How should economists integrate their personal and professional lives?

Arnold Kling queries what I meant on that point in a recent talk.  I meant the following:

1. There is an entire class of economists — a large class at that — whose choice of problems to work on bears little relation to what they think are important issues in the real world.  I would stress, however, that it is difficult to find such economists (though there are some) at the top tier schools.  This is a bigger problem at lower tier and wanna-be institutions.

2. I commonly meet economists and other social scientists who will tell you about the implications of their latest research, yet if you ask them other questions they will respond in hushed tones of the most severe agnosticism.  For instance they will refuse to answer Robin Hanson's question about identifying large inefficiencies in the contemporary United States.

Now, if such agnosticism truly represents their actual views as human beings, that is a perfectly defensible stance.  Yet I find that many (most?) of these same people will hold very definite political views and act on them in their private lives.  They will support candidates, donate money, condemn colleagues who don't hold similar views, and so on.  In other words, they are not really agnostic on all those other issues, they just don't want their personal views subject to full analytic scrutiny.  They bifurcate the personal and the political.

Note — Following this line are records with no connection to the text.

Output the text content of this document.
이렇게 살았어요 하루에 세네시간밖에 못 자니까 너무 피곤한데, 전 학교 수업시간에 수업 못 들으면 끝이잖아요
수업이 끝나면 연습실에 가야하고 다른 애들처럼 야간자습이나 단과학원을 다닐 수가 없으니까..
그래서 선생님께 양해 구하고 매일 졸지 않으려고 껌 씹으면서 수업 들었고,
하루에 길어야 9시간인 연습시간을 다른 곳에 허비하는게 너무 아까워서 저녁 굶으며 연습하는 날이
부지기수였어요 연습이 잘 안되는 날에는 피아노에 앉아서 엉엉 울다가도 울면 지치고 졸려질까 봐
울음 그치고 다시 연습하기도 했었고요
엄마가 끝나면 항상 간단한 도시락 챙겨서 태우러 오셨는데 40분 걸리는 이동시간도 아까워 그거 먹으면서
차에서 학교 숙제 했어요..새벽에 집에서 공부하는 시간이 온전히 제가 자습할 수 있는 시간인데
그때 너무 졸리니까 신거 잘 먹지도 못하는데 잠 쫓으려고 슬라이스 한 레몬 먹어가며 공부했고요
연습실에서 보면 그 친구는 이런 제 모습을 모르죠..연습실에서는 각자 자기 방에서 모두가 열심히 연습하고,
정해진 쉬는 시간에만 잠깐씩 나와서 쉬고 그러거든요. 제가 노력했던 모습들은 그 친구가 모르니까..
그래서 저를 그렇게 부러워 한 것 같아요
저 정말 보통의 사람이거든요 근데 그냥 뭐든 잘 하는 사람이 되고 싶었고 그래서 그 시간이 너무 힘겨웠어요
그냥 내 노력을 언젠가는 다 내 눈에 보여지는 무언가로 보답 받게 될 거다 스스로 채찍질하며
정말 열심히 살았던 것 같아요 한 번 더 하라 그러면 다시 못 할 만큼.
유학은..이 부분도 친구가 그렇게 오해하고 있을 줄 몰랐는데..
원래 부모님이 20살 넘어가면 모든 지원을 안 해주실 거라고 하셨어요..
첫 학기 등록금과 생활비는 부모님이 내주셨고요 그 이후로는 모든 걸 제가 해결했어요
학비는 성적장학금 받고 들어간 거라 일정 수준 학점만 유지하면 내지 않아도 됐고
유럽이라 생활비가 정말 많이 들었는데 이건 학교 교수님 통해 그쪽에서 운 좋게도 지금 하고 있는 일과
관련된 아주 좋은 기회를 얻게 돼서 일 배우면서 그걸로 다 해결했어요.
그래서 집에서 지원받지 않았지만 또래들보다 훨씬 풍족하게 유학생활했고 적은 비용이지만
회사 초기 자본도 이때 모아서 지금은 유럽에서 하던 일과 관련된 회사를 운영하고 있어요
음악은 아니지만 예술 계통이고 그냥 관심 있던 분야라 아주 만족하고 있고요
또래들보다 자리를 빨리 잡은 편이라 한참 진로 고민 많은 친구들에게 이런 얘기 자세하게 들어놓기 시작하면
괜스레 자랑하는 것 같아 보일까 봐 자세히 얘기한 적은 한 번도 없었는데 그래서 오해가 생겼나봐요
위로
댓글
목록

This is one of my pet peeves.  It is defensible to be truly agnostic.  It is also defensible to believe that general principles of economic theory and empirics and ethics allow us to have "all things considered" policy views on matters we have not studied closely.  It is not defensible to hold such views but, under the cloak of a not-really-meant agnosticism, refuse to put them on the social science table, so to speak.

(I find that bloggers hardly ever suffer from this problem.  In many ways the core of blogging is a willingness to apply what you know to every problem you encounter, and see how good a job you can do of it in a more or less integrated fashion.)

3. Most intelligent people, in their ordinary lives, believe that other people, especially less intelligent ones, make stupid mistakes all the time, including in their decisive choices (not just in their voting).  Yet some of these intelligent people call themselves rational expectations theorists.  I don't get it.